You bought the perfect professional outfit and you shaped and refined your presentation skills so that you can articulately convey what a great candidate you are to your interviewer. You’re trying your hardest to put your best foot forward. Then comes the prompt that could cause everything to come crashing down:
“Tell me about a time you failed.”
This prompt is tricky, but it’s not meant to trick you. You know that no one is perfect–that everyone has failed at some point in his or her life, especially in the workplace. Regardless, you didn’t envision your interview as the forum to uncover those hidden skeletons. Best foot forward, remember?
Well, answering the “Tell me about a time you failed.” prompt is a surprisingly great way to show off a quality every employer wants to see in a candidate: your ability to learn and bounce back from your mistakes. Instead of focusing on the negatives of your error, talk about what you learned, and describe how your mistake changed you for the better. Maybe you ended up with a lower GPA one semester because you spent too much time procrastinating, so you started dedicating a few hours every day – phone off, noise cancellation headphones on – to finishing up your projects.
An even richer answer will show how you were able to convince the person you let down — your manager, your professor, a teammate or classmate — to trust you again. “It’s easy to make mistakes, but it’s hard to recover really well in a memorable, impactful way,” says Allison Stadd, Sr. Marketing & Communications Manager at Shake Shack. While interning as a magazine fact-checker during college, Allison made a mistake that cost the publication a lawsuit; instead of letting it define her, Allison leveraged the opportunity to make an impression of how she dealt with it. For the rest of her internship, she came in early and stayed late, putting extra time into developing a laser-focused attention to detail.

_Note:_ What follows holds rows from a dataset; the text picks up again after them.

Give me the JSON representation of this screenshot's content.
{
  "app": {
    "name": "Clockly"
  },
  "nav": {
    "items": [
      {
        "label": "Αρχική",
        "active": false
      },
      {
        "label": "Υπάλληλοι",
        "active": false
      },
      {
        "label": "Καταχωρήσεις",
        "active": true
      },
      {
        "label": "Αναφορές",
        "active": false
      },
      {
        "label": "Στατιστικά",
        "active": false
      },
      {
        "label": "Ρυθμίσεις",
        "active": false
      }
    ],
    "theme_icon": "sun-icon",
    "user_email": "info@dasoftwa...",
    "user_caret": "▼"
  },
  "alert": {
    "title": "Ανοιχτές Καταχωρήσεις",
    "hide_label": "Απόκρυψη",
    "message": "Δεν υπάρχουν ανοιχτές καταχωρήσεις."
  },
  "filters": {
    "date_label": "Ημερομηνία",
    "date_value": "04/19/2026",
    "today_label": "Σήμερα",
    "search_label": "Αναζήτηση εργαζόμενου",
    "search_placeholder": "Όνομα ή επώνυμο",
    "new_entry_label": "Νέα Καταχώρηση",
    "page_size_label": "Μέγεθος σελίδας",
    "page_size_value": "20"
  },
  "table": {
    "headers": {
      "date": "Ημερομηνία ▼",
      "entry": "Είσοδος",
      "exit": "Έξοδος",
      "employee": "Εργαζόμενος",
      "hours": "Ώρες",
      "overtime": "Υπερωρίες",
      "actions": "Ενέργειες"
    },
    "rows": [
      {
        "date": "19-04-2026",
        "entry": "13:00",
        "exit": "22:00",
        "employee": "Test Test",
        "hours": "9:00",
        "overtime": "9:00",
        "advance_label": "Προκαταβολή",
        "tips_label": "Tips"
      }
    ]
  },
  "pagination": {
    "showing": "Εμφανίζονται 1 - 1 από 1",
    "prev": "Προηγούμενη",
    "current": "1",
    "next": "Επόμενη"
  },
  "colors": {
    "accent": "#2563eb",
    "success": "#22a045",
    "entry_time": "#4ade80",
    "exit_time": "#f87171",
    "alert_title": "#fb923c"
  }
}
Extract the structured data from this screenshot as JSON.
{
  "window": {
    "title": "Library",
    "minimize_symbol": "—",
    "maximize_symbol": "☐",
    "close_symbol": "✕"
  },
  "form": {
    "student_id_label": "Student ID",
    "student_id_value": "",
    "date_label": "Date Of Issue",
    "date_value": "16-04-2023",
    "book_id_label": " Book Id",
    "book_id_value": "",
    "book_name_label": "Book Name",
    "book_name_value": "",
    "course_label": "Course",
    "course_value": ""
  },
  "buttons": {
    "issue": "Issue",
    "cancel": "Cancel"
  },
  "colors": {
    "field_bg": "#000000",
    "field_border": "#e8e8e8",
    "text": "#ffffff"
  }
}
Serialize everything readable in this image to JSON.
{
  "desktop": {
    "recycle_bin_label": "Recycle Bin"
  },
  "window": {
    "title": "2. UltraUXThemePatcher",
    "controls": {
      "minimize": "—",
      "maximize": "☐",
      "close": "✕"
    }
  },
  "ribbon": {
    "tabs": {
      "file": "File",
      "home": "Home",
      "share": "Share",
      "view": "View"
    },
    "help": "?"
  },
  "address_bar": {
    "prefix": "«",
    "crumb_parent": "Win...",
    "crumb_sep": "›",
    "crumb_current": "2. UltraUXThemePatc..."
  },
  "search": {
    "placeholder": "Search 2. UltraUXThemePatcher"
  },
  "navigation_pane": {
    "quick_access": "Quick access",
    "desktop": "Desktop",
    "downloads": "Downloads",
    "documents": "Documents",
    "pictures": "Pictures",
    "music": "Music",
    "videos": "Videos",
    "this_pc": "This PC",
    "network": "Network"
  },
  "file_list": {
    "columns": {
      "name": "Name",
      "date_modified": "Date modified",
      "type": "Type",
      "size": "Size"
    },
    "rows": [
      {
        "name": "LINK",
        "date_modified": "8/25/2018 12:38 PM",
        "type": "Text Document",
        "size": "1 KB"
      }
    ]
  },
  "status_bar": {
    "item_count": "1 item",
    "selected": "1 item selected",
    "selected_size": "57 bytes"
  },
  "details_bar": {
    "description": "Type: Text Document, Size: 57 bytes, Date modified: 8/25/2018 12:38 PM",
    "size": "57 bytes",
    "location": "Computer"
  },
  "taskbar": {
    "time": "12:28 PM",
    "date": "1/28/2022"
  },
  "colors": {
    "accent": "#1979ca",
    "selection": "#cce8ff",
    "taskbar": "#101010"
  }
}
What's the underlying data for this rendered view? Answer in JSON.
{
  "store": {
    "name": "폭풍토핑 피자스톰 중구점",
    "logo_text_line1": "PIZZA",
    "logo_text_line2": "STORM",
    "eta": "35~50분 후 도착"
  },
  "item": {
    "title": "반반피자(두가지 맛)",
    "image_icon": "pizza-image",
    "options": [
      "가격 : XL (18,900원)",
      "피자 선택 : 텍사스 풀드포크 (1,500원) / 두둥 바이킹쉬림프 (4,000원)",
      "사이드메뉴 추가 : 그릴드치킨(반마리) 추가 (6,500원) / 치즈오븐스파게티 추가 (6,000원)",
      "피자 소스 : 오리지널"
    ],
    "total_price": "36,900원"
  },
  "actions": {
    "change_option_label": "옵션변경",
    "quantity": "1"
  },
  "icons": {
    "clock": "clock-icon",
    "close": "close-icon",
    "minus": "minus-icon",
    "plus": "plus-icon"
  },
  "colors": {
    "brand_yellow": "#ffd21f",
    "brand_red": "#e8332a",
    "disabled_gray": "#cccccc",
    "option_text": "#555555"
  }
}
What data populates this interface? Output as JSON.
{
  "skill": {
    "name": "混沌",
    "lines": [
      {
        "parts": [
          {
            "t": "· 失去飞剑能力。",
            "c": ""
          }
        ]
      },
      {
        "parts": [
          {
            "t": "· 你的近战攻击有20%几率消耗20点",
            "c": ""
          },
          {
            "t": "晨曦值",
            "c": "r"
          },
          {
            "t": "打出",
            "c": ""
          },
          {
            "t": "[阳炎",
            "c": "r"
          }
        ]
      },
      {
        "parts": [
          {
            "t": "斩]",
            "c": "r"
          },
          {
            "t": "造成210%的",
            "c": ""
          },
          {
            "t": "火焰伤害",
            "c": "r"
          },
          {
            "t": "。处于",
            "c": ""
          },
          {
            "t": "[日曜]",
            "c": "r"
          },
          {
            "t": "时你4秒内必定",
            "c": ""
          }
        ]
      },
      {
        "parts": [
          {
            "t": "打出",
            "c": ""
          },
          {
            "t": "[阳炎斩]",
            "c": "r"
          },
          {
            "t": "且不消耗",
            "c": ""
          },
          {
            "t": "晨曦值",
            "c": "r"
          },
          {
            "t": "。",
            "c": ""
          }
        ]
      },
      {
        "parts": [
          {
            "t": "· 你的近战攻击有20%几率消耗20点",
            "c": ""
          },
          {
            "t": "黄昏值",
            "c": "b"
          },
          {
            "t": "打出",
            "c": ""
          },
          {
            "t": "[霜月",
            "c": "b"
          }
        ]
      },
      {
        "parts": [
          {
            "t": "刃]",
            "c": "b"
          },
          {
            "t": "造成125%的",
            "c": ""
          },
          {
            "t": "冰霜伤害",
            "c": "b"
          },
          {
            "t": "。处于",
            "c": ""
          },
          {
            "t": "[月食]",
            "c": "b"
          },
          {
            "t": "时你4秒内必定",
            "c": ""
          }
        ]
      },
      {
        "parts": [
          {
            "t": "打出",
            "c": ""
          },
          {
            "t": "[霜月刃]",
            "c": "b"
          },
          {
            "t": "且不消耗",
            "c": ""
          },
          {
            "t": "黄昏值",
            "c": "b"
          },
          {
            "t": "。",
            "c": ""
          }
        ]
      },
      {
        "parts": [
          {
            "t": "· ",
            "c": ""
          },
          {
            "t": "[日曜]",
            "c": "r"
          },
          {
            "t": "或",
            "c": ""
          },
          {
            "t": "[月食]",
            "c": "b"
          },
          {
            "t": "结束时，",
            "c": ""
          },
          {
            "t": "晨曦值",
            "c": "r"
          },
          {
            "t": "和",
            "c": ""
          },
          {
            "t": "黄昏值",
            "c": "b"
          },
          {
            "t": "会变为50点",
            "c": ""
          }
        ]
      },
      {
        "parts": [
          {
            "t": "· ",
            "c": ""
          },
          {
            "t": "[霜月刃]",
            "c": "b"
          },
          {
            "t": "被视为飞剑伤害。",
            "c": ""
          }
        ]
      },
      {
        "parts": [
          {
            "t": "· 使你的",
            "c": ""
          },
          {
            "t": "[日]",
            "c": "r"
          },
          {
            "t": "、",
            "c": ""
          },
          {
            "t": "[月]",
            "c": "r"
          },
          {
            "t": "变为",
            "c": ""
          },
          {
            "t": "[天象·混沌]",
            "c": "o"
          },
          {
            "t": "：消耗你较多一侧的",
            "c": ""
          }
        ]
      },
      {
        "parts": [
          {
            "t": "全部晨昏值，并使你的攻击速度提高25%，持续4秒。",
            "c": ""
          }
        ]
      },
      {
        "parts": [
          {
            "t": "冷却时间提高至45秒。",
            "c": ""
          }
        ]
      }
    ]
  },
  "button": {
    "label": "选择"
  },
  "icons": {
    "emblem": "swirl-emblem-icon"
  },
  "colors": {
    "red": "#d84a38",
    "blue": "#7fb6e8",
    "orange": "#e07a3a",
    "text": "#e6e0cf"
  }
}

To this day, she’s still close to her former boss.
So, when you’re confronted with this prompt in your interview, make sure you:
Start with a real mistake you made. Your response should be a lot like your answer to the “What’s Your Greatest Weakness?” question in that you should be honest and genuine about your shortcomings. At the same time, the mistake you mention should be a mistake you were able to fix and recover from so that you can easily put a positive spin on your answer.
Talk about what you learned. Each mistake you make helps you to identify a potential weakness and highlighting your own areas for improvement will show your interviewer that you’re self-aware (a huge plus).
Outline the steps you took to make things right. How did you prioritize the development of your skills/behavior to ensure that you would never make the same mistake again? If your boss or professor noticed an improvement in you, mention that as well to show that your determination made an impression.
Talking about your failures isn’t easy when you’re trying to impress your interviewer, but the way you frame your answer to this question can help you realize that your mistakes are learning experiences–learning experiences that can contribute to the development of your greatest strengths!